Wenige Monate nach Veröffentlichung des Weißbuches im Mai 1939 beschloss der "Mossad", mit einem Kraftakt die Macht der illegalen Einwanderung zu demonstrieren. Laut Befehl näherte sich die "Tiger Hill" in großer Geschwindigkeit der Tel Aviver Küste und lief gegenüber der Gordon-Straße auf eine Klippe auf. Die Einwohner Tel Avivs strömten zum Strand und nahmen im Nu 400 der Flüchtlinge unter ihre Fittiche. Die "Frosula"-Flüchtlinge warteten an Bord des Schiffes und wurden gegen Morgen von den Briten (gemeinsam mit noch etwa 350 weiteren Flüchtlingen) ins Übergangslager Zrifin (Sarafand) gebracht Eine jüdische Wache geleitete sie durch die Ben Jehuda-, Allenby und Alija-Straße über Givat Herzl und Abu Kabir nach Zrifin. Auf der gesamten Wegstrecke jubelten ihnen die Einwohner zu.
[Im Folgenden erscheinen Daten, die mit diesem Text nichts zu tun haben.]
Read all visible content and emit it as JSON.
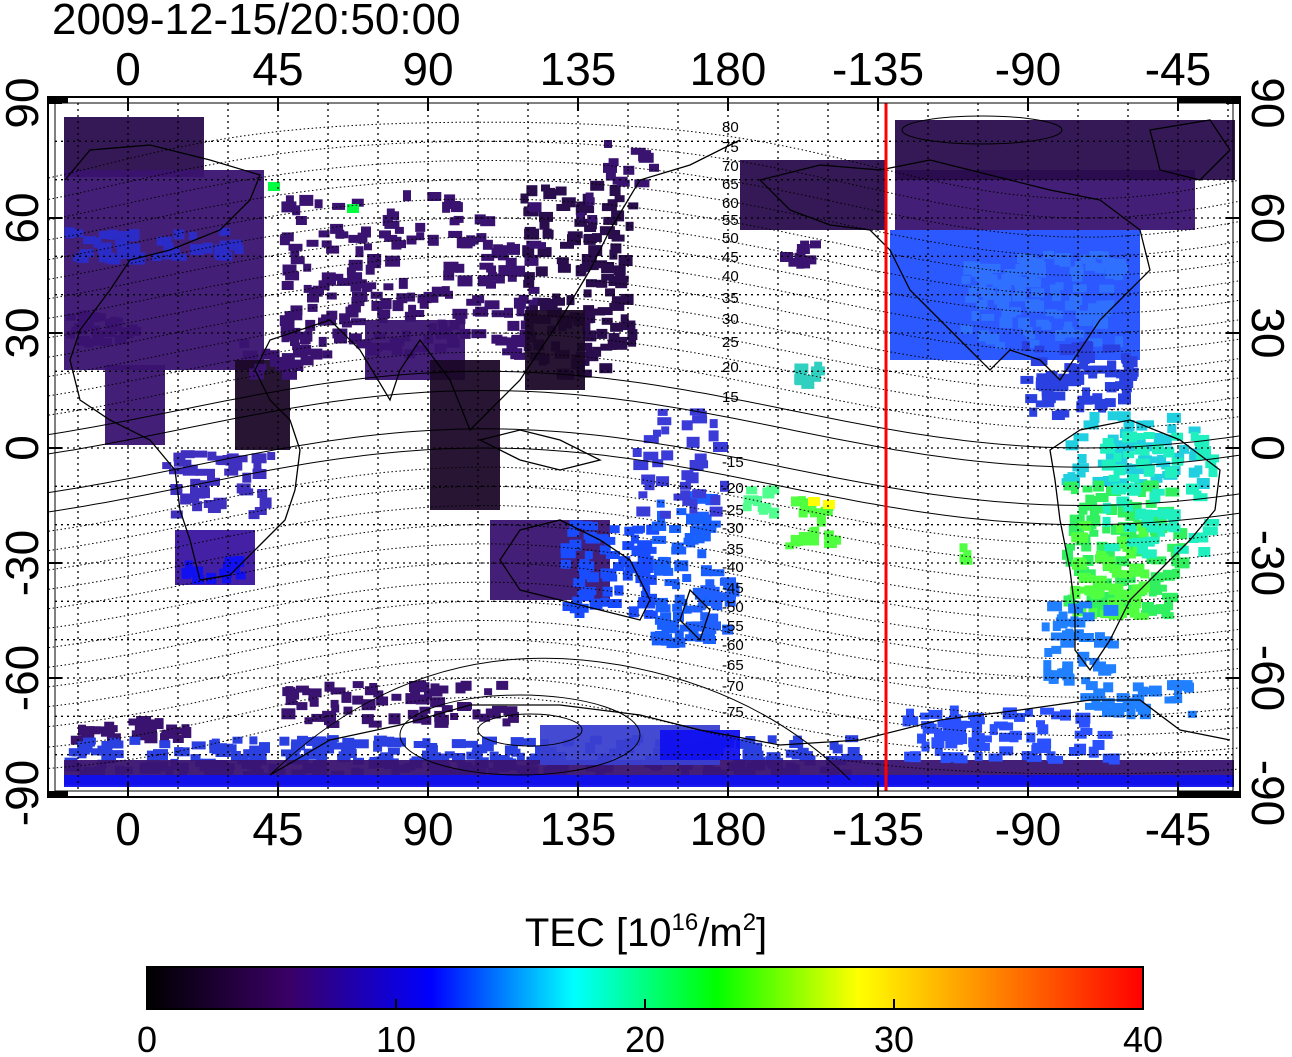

Die Strafe für das illegale Betreten des Landes war eine zehntägige Haft in den Zelten von Zrifin.

Die "Tiger Hill" war eines der letzten Transportschiffe mit illegalen Einwanderern, die das damalige Palästina vor Ausbruch des Zweiten Weltkriegs noch anlaufen konnte - mit den 658 "Frosula"-Flüchtlingen aus der Tschechoslowakei an Bord. Damit war die Odyssee mit ihren Torturen, die eigentlich 6 Tage dauern sollte, aber in Wirklichkeit vier Monate und zwei Tage in Anspruch nahm, zu ihrem glücklichen Abschluss gekommen.